The impact on women workers was “particularly stark”. More than 40 per cent of women employees said their mental health had declined while they were working from home, compared with a third of men — “a not inconsiderable proportion”. Women were also more likely to report that their physical health had deteriorated as had their personal relationships.

More intense work and higher stress levels “were not moderated” by specific attributes of the employee’s work, such as whether they enjoyed considerable job autonomy or whether relationships between employees and management were particularly good. One exception, however, was where employees were represented by a trade union recognised by management.

The report concluded that unions can play “an important role in moderating the more harmful effects of homeworking” but that the “challenges of doing so with a dispersed workforce are significant”.

Union membership

A separate set of findings from the study suggested that while union membership density has declined in Ireland over the past two decades, Irish people — particularly young workers and women — are positively disposed towards trade unions.

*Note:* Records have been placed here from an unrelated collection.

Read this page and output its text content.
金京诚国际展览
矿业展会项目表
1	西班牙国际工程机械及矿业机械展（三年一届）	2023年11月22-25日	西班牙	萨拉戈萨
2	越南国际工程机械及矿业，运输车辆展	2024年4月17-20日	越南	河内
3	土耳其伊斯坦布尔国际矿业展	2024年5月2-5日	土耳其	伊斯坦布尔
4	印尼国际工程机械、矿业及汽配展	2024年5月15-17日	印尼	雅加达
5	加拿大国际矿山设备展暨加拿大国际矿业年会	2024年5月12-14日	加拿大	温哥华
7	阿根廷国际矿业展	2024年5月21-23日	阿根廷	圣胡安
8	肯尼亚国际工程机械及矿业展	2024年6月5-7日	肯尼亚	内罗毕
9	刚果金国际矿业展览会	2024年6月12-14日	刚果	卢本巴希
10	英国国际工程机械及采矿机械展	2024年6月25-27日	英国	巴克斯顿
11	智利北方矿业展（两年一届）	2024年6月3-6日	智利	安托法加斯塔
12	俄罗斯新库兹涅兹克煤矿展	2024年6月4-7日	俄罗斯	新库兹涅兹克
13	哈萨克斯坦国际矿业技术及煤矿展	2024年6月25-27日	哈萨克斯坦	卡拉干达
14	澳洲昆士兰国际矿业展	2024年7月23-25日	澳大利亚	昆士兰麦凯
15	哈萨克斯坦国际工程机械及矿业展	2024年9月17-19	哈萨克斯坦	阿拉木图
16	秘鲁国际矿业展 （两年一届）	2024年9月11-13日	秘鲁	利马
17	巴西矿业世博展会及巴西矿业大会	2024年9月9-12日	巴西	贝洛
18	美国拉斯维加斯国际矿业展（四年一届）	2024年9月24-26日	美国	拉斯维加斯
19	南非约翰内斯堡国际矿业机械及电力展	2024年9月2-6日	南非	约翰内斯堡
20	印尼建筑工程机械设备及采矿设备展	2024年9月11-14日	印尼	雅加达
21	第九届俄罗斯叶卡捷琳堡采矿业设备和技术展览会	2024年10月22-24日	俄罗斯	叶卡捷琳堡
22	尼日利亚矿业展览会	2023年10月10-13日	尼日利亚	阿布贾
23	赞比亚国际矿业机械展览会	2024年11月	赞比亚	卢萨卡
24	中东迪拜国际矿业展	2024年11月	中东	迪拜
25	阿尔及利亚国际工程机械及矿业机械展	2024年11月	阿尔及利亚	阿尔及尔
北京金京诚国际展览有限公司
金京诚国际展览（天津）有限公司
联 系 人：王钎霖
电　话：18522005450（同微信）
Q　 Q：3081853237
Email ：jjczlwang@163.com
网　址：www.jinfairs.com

Union membership is “increasingly becoming a female phenomenon”, the researchers noted, with the growth in female participation in the labour force being matched by a growing number of women joining trade unions. There are now more women in trade unions in Ireland than men, according to the study. Meanwhile, more than two-thirds of non-union members aged 16-24 would vote to establish a union in their workplace compared with 40 per cent of non-union workers generally.

However, the proportion of the workforce covered by collective bargaining has declined by 19 per cent since 2003, the study found. Some 16 per cent of former union members have let their membership lapse, meanwhile, with the highest levels of union participation observed in the public sector and the lowest levels in the hospitality sector.